Academic

PolyFrame at MWE-2026 AdMIRe 2: When Words Are Not Enough: Multimodal Idiom Disambiguation

arXiv:2602.18652v1 Announce Type: new Abstract: Multimodal models struggle with idiomatic expressions due to their non-compositional meanings, a challenge amplified in multilingual settings. We introduced PolyFrame, our system for the MWE-2026 AdMIRe2 shared task on multimodal idiom disambiguation, featuring a unified pipeline for both image+text ranking (Subtask A) and text-only caption ranking (Subtask B). All model variants retain frozen CLIP-style vision--language encoders and the multilingual BGE M3 encoder, training only lightweight modules: a logistic regression and LLM-based sentence-type predictor, idiom synonym substitution, distractor-aware scoring, and Borda rank fusion. Starting from a CLIP baseline (26.7% Top-1 on English dev, 6.7% on English test), adding idiom-aware paraphrasing and explicit sentence-type classification increased performance to 60.0% Top-1 on English and 60.0% Top-1 (0.822 NDCG@5) in zero-shot transfer to Portuguese. On the multilingual blind test, our

Nina Hosseini-Kivanani · March 7, 2026 · 1 min read · 13 views

#cs.CL

Executive Summary

The article presents PolyFrame, a novel system designed to address the challenge of multimodal idiom disambiguation, particularly in multilingual contexts. PolyFrame integrates a unified pipeline for both image+text and text-only ranking tasks, leveraging frozen CLIP-style vision-language encoders and the multilingual BGE M3 encoder. The system employs lightweight modules such as logistic regression, LLM-based sentence-type prediction, idiom synonym substitution, distractor-aware scoring, and Borda rank fusion. The study demonstrates significant performance improvements over baseline models, achieving notable results in both English and Portuguese, and maintaining robust performance across 15 languages in the multilingual blind test.
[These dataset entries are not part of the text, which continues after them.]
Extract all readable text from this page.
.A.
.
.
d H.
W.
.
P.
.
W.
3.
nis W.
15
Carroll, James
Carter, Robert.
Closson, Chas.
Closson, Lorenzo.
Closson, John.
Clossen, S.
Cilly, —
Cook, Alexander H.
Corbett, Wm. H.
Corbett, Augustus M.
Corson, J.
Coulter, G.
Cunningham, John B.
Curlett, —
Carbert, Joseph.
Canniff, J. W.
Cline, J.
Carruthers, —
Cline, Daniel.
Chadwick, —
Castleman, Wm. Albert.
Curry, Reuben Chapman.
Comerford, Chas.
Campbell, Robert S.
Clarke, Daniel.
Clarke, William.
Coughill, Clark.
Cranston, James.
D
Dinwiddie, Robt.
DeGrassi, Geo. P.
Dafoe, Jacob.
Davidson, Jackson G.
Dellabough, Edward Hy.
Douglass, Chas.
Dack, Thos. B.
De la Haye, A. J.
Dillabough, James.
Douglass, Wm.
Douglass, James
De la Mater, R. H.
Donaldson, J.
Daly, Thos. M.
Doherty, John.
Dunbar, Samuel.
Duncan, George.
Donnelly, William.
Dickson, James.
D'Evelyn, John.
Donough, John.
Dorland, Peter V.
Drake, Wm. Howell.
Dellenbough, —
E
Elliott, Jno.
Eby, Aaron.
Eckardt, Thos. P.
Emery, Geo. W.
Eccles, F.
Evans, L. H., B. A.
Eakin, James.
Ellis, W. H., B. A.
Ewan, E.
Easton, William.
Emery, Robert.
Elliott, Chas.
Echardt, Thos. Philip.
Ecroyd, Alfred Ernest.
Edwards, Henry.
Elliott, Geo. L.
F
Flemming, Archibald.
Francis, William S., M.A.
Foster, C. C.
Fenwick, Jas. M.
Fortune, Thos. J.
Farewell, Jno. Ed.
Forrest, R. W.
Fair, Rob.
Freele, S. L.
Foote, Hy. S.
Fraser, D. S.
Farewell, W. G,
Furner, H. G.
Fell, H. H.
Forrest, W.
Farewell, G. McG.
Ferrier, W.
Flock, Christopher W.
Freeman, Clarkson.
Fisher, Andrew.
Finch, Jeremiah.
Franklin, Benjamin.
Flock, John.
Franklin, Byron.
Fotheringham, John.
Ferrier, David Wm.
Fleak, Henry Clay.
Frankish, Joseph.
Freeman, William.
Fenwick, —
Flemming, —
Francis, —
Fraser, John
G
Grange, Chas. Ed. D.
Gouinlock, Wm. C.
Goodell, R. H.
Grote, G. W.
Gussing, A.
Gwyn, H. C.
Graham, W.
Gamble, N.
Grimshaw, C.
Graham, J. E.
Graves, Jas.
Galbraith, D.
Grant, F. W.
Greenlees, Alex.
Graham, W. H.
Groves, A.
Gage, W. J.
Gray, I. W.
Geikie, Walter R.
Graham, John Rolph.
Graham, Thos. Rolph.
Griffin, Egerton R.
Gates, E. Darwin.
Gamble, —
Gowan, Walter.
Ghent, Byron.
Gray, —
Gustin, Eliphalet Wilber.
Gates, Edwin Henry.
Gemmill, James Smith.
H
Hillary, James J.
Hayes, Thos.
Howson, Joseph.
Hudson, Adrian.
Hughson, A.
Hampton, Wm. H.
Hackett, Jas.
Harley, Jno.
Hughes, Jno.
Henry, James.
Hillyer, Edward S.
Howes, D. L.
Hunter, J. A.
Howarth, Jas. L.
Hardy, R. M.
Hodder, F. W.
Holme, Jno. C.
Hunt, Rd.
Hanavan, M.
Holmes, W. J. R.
The findings suggest that effective idiom disambiguation can be achieved without fine-tuning large multimodal encoders, highlighting the potential of lightweight, idiom-aware modules.

Key Points

▸ PolyFrame introduces a unified pipeline for multimodal idiom disambiguation, combining image+text and text-only ranking tasks.
▸ The system achieves significant performance improvements using lightweight modules and frozen encoders.
▸ Idiom-aware paraphrasing is identified as the primary contributor to performance enhancements.
▸ The study demonstrates robust zero-shot transfer capabilities to Portuguese and consistent performance across 15 languages.

Merits

Innovative Approach

PolyFrame's unified pipeline and the use of lightweight modules represent an innovative approach to multimodal idiom disambiguation, offering a practical solution without the need for fine-tuning large encoders.

High Performance

The system achieves impressive performance metrics, particularly in English and Portuguese, and maintains robustness across multiple languages, demonstrating its effectiveness in multilingual settings.

Ablation Insights

The ablation results provide valuable insights into the contributions of different modules, highlighting the importance of idiom-aware rewriting and sentence-type prediction.

Demerits

Limited Generalization

While the system performs well in the tested languages, its generalization to other languages and idiomatic expressions not included in the study remains uncertain.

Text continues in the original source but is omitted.